Yun Sun-Mi, Kim Seok-Ho, Kim Eun-Hee
College of Pharmacy and Institute of Pharmaceutical Sciences, CHA University, Seongnam, South Korea.
Front Pharmacol. 2019 Feb 27;10:162. doi: 10.3389/fphar.2019.00162. eCollection 2019.

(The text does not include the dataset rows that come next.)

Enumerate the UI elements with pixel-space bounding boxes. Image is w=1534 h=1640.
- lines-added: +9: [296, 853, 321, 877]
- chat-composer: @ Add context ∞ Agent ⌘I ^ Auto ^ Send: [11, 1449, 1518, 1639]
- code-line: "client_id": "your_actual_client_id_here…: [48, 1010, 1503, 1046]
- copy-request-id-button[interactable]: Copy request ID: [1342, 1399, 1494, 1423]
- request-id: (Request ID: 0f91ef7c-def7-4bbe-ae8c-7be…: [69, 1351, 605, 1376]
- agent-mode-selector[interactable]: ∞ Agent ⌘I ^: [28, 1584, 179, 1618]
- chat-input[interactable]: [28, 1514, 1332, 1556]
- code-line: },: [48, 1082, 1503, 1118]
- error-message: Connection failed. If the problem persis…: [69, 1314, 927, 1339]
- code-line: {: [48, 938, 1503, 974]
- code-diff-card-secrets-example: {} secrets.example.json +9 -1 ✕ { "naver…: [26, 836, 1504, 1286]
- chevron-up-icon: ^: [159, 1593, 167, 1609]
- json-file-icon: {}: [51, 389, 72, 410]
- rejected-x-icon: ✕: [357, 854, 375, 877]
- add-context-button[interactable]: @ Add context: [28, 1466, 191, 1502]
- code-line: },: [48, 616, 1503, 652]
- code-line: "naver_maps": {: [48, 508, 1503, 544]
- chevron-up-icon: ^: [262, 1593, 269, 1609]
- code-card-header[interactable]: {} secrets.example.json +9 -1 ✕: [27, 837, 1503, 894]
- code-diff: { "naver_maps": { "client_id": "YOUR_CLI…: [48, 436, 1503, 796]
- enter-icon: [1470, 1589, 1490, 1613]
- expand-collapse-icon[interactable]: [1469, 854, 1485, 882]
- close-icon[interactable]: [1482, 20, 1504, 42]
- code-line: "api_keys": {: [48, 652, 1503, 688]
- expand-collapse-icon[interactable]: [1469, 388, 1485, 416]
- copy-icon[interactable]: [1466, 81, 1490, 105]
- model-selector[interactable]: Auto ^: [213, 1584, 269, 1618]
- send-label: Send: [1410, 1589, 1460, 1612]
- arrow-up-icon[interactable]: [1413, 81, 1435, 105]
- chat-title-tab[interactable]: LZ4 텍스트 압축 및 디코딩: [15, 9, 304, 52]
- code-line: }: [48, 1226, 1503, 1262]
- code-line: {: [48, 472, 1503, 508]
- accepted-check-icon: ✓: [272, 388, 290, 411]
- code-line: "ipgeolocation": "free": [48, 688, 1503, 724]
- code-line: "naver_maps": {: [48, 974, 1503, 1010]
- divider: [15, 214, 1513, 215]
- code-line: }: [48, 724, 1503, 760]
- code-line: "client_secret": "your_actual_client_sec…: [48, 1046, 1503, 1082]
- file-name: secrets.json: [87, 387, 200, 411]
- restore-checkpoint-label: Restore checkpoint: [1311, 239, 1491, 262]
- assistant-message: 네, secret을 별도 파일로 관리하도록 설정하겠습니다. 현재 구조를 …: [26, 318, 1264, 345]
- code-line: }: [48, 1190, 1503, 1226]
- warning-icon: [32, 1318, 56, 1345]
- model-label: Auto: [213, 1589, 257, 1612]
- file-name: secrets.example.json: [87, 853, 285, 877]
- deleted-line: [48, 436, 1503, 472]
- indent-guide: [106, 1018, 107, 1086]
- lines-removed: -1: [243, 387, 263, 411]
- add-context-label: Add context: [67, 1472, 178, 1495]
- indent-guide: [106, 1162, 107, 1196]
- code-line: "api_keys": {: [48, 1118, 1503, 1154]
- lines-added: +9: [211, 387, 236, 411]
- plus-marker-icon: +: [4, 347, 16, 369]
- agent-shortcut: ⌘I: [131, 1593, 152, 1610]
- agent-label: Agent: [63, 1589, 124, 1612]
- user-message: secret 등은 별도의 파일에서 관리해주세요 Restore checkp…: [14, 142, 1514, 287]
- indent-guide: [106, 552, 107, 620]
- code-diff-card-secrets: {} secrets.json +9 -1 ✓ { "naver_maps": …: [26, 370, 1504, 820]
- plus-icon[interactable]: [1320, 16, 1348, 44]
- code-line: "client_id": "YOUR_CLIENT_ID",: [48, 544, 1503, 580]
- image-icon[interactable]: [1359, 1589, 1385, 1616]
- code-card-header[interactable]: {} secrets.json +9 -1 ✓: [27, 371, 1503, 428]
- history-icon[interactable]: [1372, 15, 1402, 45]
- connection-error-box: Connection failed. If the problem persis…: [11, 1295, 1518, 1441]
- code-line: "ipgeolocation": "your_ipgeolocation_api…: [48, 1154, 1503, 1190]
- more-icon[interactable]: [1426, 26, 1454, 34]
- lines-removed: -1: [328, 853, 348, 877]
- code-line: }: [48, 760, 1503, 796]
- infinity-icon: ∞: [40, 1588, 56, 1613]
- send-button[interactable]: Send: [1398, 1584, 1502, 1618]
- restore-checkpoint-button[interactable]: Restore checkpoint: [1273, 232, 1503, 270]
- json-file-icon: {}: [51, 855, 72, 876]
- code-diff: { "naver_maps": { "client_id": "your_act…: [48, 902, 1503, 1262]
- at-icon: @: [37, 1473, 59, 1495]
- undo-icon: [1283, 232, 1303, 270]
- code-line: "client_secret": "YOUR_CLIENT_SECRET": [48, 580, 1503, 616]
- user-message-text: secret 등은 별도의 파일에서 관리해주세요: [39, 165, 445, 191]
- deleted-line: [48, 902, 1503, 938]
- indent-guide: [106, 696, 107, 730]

Inflammatory bowel disease is known as the most chronic inflammatory disorder in colon, which subsequently progresses to intestinal obstruction and fistula formation. Many studies to date for the treatment of IBD have been focused on inflammation. However, most of the anti-inflammatory agents do not have anti-fibrotic effects and could not relieve intestinal stricture in IBD patients. Because preventing or reversing intestinal fibrosis in IBD is a major therapeutic target, we analyzed the papers focusing on TGF-β signaling in intestinal fibrosis. TGF-β is a good candidate to treat the intestinal fibrosis in IBD which involves TGF-β signaling pathway, EMT, EndMT, ECM, and other regulators. Understanding the mechanism involved in TGF-β signaling will contribute to the treatment and diagnosis of intestinal fibrosis occurring in IBD as well as the understanding of the molecular mechanisms underlying the pathogenesis.
炎症性肠病是结肠中最常见的慢性炎症性疾病,随后会发展为肠梗阻和瘘管形成。迄今为止,许多治疗炎症性肠病的研究都集中在炎症方面。然而,大多数抗炎药物没有抗纤维化作用,无法缓解炎症性肠病患者的肠道狭窄。由于预防或逆转炎症性肠病中的肠道纤维化是一个主要的治疗靶点,我们分析了关注肠道纤维化中转化生长因子-β(TGF-β)信号传导的论文。TGF-β是治疗炎症性肠病中肠道纤维化的一个很好的候选药物,其涉及TGF-β信号通路、上皮-间质转化(EMT)、内皮-间质转化(EndMT)、细胞外基质(ECM)和其他调节因子。了解TGF-β信号传导所涉及的机制将有助于炎症性肠病中肠道纤维化的治疗和诊断,以及对发病机制背后分子机制的理解。